Customer Churn Prediction

Built a machine learning project on 72,000+ ISP customer records to predict churn. Compared 6 classification models — Random Forest performed best at 93% accuracy. Done as a self-learning project on Kaggle.

Introduction

A complete machine learning project built on a real-world Internet Service Provider dataset (72,274 customer records, 11 features) to predict customer churn — identifying which customers are likely to cancel their subscription.

The project covers the full data science pipeline from raw data to model comparison:

Exploratory Data Analysis: Investigated churn distribution, TV and movie package subscription patterns, service failure frequency, subscription age trends, and download/upload behavior. Used countplots, histograms, jointplots, boxplots, pairplots, and a correlation heatmap to surface key patterns. Key finding: remaining contract duration showed the strongest negative correlation with churn.

Data Cleaning & Feature Engineering: Handled missing values using median imputation for remaining contract (29% missing) and mean imputation for download/upload averages. Removed irrelevant ID column to streamline the feature set.

Feature Selection: Applied ExtraTreesClassifier feature importance scoring across all 9 predictors. Remaining contract duration dominated with 52.7% importance score. Dropped the two lowest-importance features (service failure count and download over limit) to retain the top 7 predictors. Applied StandardScaler for normalization before modeling.

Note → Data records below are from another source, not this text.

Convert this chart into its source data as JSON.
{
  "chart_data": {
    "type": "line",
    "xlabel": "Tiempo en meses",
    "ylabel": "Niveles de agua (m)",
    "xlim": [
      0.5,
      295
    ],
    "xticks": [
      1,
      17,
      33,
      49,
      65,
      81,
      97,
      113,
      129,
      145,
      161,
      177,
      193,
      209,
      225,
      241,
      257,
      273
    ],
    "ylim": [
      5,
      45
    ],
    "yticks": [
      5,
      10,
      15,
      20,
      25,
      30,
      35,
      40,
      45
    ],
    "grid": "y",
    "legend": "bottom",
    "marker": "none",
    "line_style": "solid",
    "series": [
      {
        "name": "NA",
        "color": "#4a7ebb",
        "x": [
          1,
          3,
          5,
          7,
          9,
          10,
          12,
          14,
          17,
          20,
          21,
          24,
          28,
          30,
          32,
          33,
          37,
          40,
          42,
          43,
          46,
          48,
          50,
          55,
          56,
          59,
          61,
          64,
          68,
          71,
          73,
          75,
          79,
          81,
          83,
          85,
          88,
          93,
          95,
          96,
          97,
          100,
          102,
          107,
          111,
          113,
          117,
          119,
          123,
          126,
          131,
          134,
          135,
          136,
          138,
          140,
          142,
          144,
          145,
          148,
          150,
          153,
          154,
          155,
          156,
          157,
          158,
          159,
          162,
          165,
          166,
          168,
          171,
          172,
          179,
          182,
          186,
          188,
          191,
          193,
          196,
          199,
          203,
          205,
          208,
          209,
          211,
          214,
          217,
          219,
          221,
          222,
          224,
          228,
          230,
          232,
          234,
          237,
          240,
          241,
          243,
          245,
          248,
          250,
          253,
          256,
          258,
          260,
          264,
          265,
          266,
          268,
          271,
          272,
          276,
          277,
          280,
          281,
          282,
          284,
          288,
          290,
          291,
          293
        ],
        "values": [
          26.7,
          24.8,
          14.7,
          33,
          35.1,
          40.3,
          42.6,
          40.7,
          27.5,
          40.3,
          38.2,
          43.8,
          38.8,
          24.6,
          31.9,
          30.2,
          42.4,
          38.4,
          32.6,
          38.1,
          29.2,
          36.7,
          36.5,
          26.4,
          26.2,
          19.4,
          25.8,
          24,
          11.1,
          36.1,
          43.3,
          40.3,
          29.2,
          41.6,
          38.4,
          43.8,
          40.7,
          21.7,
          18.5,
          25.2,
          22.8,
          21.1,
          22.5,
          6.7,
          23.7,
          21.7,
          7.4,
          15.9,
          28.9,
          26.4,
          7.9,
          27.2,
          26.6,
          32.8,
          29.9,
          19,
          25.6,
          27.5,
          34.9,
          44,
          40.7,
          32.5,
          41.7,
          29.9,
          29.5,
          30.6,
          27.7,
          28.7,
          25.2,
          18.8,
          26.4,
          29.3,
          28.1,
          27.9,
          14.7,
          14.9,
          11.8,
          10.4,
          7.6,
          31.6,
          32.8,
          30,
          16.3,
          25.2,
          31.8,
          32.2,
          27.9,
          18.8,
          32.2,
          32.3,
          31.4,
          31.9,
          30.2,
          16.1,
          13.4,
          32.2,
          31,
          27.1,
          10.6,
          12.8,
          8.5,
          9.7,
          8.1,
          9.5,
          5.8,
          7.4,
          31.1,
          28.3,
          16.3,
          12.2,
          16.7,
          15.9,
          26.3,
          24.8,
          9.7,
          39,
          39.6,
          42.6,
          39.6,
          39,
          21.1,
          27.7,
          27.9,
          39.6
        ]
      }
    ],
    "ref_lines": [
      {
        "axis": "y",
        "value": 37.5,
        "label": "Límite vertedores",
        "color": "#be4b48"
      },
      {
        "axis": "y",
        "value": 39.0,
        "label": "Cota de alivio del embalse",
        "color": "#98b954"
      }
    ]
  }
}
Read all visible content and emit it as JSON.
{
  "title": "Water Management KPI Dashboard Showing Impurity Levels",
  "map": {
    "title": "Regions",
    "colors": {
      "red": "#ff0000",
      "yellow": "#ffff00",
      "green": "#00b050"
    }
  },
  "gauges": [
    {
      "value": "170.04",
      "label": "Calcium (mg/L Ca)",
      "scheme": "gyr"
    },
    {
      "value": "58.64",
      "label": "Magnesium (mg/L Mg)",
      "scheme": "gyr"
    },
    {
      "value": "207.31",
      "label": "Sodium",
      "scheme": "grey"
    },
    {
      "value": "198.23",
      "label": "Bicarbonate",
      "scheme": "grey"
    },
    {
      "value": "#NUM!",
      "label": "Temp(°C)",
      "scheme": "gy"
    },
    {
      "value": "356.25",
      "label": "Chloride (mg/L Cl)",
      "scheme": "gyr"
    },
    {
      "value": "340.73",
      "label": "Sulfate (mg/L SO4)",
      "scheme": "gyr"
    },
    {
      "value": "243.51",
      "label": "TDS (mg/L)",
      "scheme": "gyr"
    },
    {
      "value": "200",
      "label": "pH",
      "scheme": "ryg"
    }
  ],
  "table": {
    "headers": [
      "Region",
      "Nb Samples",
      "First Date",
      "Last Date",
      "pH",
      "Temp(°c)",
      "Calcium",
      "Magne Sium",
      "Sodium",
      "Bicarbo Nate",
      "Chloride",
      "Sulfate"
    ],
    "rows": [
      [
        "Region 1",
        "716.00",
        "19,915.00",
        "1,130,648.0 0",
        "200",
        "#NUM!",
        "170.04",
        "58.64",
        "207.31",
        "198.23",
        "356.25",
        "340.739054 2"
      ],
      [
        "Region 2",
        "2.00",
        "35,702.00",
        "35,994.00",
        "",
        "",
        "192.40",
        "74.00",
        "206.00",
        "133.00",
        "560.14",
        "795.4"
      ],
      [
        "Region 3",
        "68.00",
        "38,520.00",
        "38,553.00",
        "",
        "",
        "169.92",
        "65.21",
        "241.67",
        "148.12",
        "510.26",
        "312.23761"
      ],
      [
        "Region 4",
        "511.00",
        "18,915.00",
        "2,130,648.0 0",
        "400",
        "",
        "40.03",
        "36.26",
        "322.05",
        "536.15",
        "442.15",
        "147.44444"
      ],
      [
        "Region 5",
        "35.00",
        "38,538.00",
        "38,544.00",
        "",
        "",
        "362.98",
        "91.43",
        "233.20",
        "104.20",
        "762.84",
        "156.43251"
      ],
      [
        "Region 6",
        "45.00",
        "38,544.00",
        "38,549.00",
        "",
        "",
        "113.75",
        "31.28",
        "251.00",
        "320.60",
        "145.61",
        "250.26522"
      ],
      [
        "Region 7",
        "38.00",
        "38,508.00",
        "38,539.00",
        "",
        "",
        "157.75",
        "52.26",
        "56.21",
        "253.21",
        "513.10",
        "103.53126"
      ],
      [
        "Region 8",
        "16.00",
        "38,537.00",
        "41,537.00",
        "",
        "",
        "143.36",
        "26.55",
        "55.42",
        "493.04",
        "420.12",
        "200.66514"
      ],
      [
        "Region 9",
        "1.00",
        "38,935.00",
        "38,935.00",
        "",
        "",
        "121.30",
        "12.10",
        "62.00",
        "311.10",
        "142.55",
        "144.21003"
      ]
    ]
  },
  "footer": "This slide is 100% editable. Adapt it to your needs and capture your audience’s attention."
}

Model Comparison: Trained and evaluated 6 classification algorithms — Logistic Regression, K-Nearest Neighbors, Decision Tree, Random Forest, Support Vector Machine, and Gaussian Naive Bayes — comparing Accuracy, Precision, and Recall for each using confusion matrices.

Results:

– Random Forest → 93.45% accuracy (best performer)
– Decision Tree → 91.02%
– KNN (k=10) → 89.90%
– Logistic Reg → 83.50%
– Gaussian NB → 78.86%
– SVM (sigmoid)→ 74.32%

 

Random Forest, Decision Tree, and KNN were identified as the top three models suitable for deployment on this classification problem.

Skills

  • Python
  • Pandas
  • Numpy
  • Matplotlib/Seaborn
  • Machine Learning
  • Jupyter Notebook